Inventing a Cambridge college--a hidden, magical Cambridge college, no less, and one established less than a decade before this story takes place--is fraught with difficulty for this poor American. I barely even understood half of the system when Carl was working on his doctorate there; trying to figure out the details and make them plausible for a general reading audience is even harder. Fellows? Would such a new college have fellows? (Do I have my head wrapped around what makes a fellow a fellow? Not really.) Professors are a no except under specific and extraordinary circumstances, I think I'm correct there, and of course there wouldn't be doctors of magic yet, though eventually the college might aspire to postgraduate degrees.
I do at least grasp the concept of supervisions (thanks to Carl), and there would be some labs and lectures, but, overall, whew. Attempting to research this also has a tendency to leave me just as confused as I was before.

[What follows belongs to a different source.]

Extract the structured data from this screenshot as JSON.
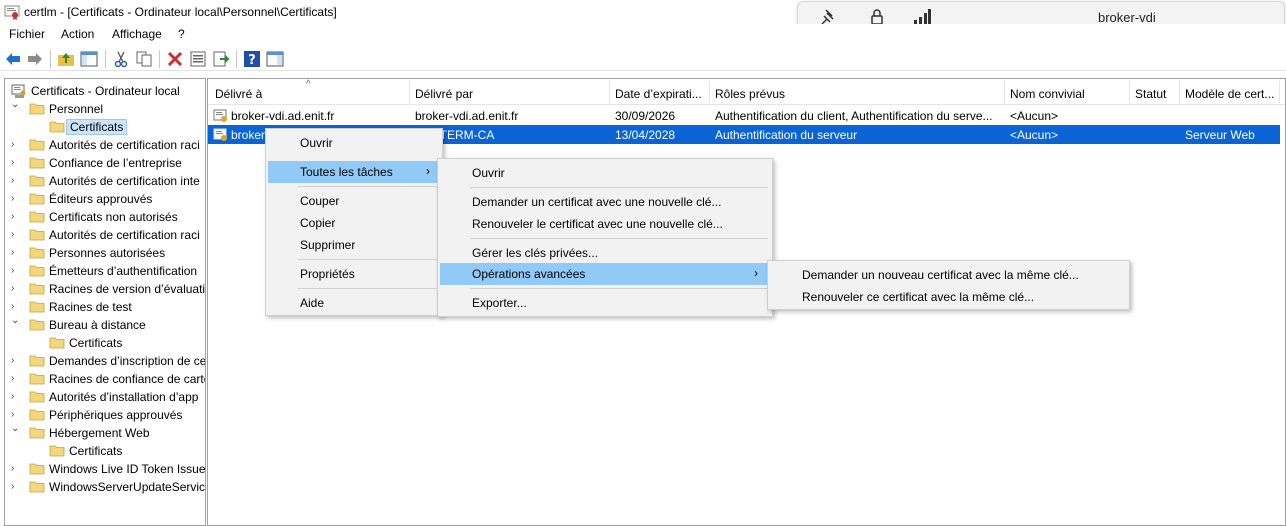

(Also HOW can I have my sleuths interacting with students and staff alike at a meal, when clearly as guests of the college they ought to eat at the high table?)
Is it the ultimate hubris for me, an American who has never attended a UK university, to attempt to not only set a magical murder mystery in a Cambridge college, but to invent said college entirely? Quite likely. Am I going to go ahead and finish this story anyway? Absolutely. Look, I loved living in Cambridge for a year and a half, and would have been happy to stay there the entire three to four years we had planned, and so by heck I am setting this story there, and if one has already alluded to a secret Cambridge college for magicians in a previous story, and one is setting the current story in Cambridge, one is left with no other options but to feature said college.
However, one is also allowed to moan about it a bit as one writes it.